Although Microsoft Operations Manager 2005 and Operations Manager 2007 both have the concept of targeting, the way targeting works in Operations Manager 2007 has completely changed from the previous version. To effectively deploy new rules and monitors, it is critical to understand the difference. Consider the following scenario:
In Microsoft Operations Manager 2005, to monitor the three SQL Server databases shown in the preceding figure, you would create a computer group that includes Server 1 and Server 2. You then would create a specific rule, put it into a Processing Rule Group (PRG), and then target the rule to the computer group. However, this method has some shortcomings:
- Microsoft Operations Manager 2005 does not make a distinction between SQL Server A and SQL Server B, so there is no way to deploy a rule that monitors SQL Server A while still monitoring SQL Server B unless you uninstall SQL Server B.
- It is difficult when looking at a rule to know its target. For example, knowing that a rule goes to Server 2 does not tell you whether the rule is gathering monitoring data for the SQL Server object on that computer or for the Internet Information Services Web server object on the computer.

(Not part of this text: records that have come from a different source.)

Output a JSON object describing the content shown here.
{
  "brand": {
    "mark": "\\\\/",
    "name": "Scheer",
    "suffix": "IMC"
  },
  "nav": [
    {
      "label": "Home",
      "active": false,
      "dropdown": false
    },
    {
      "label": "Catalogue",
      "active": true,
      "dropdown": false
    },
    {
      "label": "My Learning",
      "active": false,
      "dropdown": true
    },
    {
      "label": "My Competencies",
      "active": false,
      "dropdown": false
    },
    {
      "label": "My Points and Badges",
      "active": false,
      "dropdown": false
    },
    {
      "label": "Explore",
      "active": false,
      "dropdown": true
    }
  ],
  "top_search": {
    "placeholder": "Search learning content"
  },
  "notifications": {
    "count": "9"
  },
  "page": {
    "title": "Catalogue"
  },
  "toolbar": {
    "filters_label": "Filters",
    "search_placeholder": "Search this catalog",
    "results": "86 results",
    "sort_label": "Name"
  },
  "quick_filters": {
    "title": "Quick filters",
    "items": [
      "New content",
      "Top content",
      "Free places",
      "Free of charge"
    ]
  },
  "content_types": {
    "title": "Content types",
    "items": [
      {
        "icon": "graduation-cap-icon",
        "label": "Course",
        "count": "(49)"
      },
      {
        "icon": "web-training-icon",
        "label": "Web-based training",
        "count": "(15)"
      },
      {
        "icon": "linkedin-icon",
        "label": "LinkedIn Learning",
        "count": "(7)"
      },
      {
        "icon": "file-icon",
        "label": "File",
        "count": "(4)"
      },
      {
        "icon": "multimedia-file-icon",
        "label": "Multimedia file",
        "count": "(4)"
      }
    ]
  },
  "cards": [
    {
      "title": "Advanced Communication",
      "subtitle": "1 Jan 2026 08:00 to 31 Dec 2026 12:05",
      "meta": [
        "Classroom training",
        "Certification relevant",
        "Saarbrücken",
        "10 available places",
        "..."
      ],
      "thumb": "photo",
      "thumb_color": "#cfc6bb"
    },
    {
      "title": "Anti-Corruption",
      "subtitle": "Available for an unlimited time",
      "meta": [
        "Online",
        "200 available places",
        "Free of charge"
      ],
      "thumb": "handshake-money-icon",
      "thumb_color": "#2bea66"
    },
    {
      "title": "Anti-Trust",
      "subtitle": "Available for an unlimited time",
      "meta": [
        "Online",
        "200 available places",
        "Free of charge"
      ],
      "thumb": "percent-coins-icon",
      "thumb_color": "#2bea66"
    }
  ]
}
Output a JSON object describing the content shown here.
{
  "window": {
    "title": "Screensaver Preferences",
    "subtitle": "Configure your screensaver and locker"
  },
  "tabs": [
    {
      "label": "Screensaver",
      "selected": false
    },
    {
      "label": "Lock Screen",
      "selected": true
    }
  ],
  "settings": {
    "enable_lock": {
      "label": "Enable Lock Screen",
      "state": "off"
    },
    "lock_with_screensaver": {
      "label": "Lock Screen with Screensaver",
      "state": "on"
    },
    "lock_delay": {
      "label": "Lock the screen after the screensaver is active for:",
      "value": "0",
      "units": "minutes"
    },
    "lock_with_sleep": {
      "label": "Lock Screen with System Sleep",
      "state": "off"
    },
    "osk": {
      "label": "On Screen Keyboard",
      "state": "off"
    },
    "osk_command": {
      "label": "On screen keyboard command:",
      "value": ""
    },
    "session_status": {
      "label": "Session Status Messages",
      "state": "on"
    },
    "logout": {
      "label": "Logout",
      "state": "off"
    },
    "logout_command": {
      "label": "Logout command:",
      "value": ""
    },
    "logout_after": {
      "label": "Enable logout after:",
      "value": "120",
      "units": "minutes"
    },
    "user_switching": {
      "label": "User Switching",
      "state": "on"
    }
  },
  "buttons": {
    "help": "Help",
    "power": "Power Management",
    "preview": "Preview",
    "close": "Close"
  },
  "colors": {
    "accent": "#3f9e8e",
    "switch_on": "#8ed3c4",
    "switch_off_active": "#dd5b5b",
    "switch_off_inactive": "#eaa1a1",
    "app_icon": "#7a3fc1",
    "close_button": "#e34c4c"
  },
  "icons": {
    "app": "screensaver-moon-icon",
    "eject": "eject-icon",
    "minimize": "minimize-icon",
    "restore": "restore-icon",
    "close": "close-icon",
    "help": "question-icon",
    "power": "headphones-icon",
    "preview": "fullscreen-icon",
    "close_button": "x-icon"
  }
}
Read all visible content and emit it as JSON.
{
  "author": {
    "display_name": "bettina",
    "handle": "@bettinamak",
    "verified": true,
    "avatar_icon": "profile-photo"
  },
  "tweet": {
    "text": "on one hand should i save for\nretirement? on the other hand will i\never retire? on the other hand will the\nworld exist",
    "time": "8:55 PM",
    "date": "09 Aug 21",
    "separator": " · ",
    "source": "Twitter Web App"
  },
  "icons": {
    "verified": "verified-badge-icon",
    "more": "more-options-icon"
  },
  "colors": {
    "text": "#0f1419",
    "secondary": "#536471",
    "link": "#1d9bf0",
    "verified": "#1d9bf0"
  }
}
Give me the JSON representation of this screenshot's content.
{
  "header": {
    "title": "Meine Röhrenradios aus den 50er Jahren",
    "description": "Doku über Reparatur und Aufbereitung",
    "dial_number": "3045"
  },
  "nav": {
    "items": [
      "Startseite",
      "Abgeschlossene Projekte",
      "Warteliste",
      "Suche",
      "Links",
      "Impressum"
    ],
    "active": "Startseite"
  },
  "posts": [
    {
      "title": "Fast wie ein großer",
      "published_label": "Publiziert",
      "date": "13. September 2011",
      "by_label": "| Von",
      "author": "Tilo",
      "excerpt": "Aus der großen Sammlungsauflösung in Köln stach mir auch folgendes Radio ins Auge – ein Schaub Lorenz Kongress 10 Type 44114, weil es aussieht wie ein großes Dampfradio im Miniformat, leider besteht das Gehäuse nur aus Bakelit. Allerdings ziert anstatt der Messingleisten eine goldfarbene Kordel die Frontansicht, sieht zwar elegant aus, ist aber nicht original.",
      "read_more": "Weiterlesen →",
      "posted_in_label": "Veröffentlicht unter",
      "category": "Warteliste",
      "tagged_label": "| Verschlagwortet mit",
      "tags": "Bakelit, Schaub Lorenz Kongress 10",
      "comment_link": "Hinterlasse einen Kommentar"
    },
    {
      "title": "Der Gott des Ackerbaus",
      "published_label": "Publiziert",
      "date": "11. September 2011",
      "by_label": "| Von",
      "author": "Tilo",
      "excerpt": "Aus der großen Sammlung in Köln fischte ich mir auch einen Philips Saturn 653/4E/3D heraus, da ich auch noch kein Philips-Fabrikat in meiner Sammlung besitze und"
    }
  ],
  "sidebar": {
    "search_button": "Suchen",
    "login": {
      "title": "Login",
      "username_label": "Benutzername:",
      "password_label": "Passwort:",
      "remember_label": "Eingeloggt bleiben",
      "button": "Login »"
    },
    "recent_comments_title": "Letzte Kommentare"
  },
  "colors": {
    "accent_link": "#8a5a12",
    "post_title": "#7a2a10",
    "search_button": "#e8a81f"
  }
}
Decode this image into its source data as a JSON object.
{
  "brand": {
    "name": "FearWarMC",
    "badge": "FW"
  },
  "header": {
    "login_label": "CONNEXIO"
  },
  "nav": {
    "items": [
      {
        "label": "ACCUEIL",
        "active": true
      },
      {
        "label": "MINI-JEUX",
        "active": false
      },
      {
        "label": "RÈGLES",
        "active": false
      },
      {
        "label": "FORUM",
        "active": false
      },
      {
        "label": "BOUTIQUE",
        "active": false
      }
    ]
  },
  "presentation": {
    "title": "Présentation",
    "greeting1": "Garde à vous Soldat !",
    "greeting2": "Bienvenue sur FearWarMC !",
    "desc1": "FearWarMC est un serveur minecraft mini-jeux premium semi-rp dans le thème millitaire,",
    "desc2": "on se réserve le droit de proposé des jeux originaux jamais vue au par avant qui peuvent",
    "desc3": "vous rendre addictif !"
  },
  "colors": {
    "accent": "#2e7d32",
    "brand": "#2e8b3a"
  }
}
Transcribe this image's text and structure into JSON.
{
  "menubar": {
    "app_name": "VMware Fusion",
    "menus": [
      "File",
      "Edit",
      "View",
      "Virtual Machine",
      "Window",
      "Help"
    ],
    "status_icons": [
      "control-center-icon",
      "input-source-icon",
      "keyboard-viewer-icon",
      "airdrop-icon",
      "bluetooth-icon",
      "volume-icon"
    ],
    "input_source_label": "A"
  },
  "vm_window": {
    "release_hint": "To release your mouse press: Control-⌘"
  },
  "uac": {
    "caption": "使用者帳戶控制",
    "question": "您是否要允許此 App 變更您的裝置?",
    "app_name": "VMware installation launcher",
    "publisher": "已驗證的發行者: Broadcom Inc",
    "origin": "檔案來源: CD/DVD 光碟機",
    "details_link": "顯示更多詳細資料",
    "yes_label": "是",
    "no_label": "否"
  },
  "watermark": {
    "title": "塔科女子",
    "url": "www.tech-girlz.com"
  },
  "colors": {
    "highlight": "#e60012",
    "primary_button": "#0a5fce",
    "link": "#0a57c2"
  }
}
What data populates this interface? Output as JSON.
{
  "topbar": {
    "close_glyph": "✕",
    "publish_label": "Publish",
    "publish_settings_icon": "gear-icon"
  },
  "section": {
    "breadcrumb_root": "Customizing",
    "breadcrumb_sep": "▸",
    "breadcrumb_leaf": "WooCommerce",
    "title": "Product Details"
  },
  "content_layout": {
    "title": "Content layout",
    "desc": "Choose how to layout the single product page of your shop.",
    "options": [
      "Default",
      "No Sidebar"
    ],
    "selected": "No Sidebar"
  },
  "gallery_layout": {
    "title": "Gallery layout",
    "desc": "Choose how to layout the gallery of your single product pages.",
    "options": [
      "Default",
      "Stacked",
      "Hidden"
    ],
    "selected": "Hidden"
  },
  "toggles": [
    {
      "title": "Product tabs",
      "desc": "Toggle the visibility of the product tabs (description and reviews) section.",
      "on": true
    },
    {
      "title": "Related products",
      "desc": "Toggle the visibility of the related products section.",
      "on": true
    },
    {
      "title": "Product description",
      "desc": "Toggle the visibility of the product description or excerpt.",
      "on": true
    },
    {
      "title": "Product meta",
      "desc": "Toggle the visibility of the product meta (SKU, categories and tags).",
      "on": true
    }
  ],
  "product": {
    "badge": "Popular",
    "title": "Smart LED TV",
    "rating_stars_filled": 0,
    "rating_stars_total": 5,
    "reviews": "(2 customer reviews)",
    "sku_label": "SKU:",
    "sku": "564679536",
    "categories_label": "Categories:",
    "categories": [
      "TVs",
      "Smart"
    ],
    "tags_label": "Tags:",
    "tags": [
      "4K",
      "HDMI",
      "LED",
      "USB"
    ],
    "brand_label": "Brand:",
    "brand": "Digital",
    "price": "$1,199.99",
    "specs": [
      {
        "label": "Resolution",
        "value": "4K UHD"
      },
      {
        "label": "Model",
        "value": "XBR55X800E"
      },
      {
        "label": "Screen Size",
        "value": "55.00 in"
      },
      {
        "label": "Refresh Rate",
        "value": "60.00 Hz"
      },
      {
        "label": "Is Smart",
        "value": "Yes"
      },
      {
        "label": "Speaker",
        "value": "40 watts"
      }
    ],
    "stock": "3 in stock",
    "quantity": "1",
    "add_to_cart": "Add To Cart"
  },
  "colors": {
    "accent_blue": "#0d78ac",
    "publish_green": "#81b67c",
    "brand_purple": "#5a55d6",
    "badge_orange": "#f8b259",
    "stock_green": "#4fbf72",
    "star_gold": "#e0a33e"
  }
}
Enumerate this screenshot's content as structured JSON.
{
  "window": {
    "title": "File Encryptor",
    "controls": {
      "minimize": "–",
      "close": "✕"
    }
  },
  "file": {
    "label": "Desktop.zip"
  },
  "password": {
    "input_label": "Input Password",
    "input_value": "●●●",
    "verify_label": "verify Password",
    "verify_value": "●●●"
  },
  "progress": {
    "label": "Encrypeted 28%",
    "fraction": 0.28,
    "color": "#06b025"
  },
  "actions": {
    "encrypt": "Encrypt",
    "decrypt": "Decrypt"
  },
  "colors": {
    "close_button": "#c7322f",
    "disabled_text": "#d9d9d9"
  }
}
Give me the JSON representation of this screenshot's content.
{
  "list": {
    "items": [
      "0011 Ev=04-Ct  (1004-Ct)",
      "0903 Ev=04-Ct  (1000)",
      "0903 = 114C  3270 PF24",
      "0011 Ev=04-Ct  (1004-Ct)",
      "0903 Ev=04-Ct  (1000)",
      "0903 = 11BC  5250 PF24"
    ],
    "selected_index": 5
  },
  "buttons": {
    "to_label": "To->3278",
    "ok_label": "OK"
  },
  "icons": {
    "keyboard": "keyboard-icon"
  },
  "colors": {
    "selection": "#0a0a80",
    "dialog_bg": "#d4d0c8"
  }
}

In Operations Manager 2007, you no longer target computer groups. Instead, you target specific classes. To monitor the SQL Server objects shown in the following figure, you create a monitor and then target it to the SQL Database class.
This has the following advantages:
- Using overrides, you can stop Operations Manager from monitoring SQL Server B, while continuing to monitor SQL Server A.
- If SQL Server A is removed, Operations Manager automatically stops monitoring it.